Closed samupl closed 6 years ago

samupl commented 6 years ago

In a project I'm working on, we've been using pip with setup.py for a while. Now we're considering moving to pipenv.

We have a couple of internal packages in a private git repository, and we distribute our software in a Docker Container. For security reasons, we did not want to pass credentials to this repository into the container - even during builds.

Previously we managed it like this:

What this did, essentially, was that it first looked if our private packages were already downloaded into the download/ directory. If they were there (which should be the case, as our download script was run as part of the build process), pip did not try to download them again.

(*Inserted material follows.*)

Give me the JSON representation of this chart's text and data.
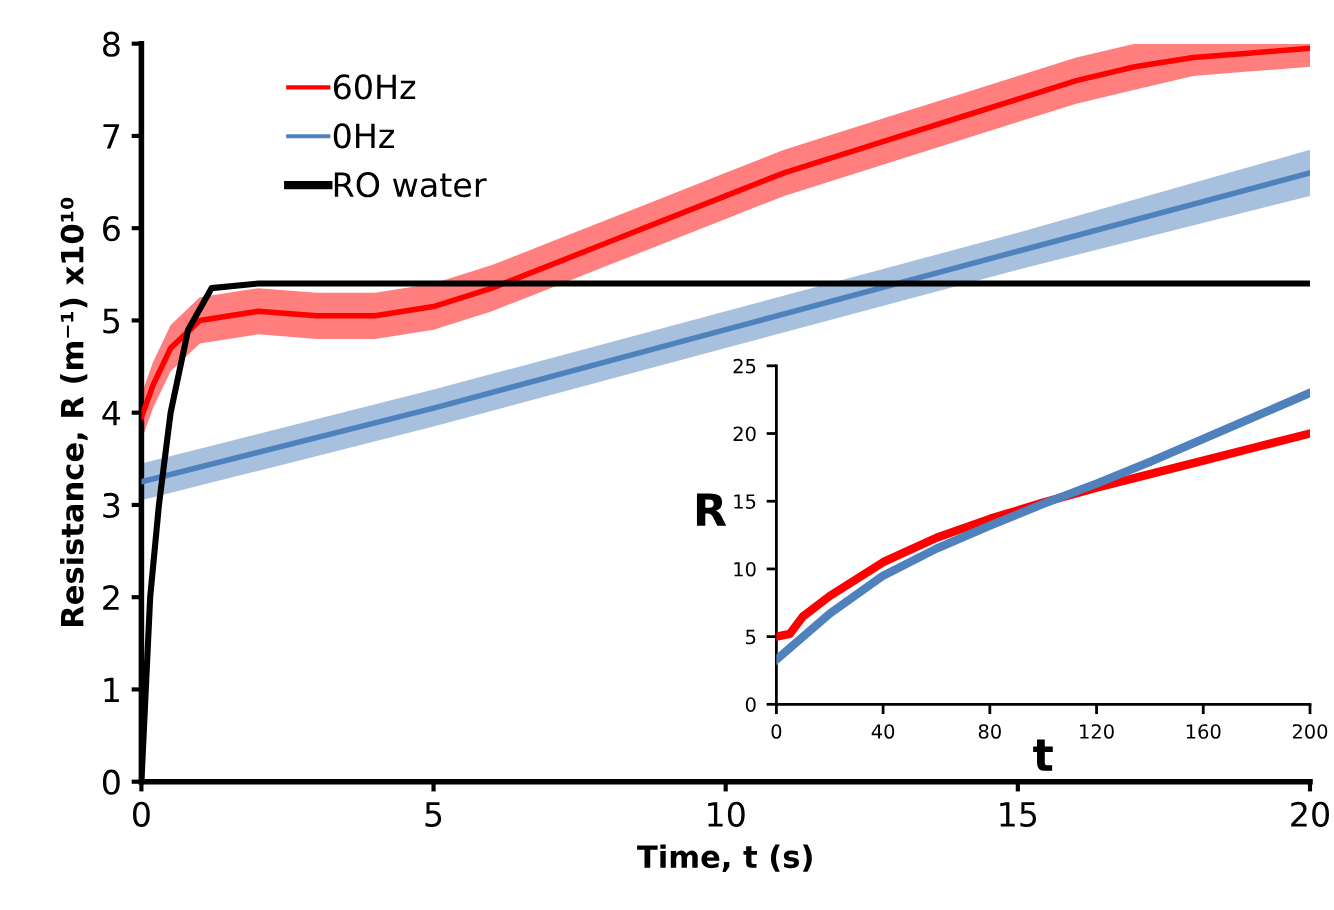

However, if the files were not present in the download/ directory, they were cloned and then installed - which was easier for local development to follow.

I'm looking for a similar solution for pipenv - a way to make pipenv first "look" into some cache directory and if packages are already downloaded there - don't reinstall them. Is it possible with pipenv?

uranusjr commented 6 years ago

IIRC dependency_links has long been deprecated by PyPA. It might not be removed from old tools because it is already there, but I imagine it would be extremely unlikely to be implemented in new tools (e.g. Pipenv). My suggestion is maybe you need to consider migrating away from this workflow altogether.

techalchemy commented 6 years ago

It’s technically deprecated although it still works for various reasons. You should use a local mirroring tool like bandersnatch and make your first source localhost:whatever

samupl commented 6 years ago

I think I am going to move to a local package mirror tool in the end. For now though I wonder if it's possible (more out of curiosity at this point) to make pipenv use a cache dir for packages defined as git repositories, instead of cloning the package each time.

techalchemy commented 6 years ago

@samupl It was possible, but pip itself even uses ephemeral wheels for this now (which is to say, pip literally builds a wheel anytime you install a VCS repository)

uranusjr commented 6 years ago

Closing since there is mot much we can do at this point anyway.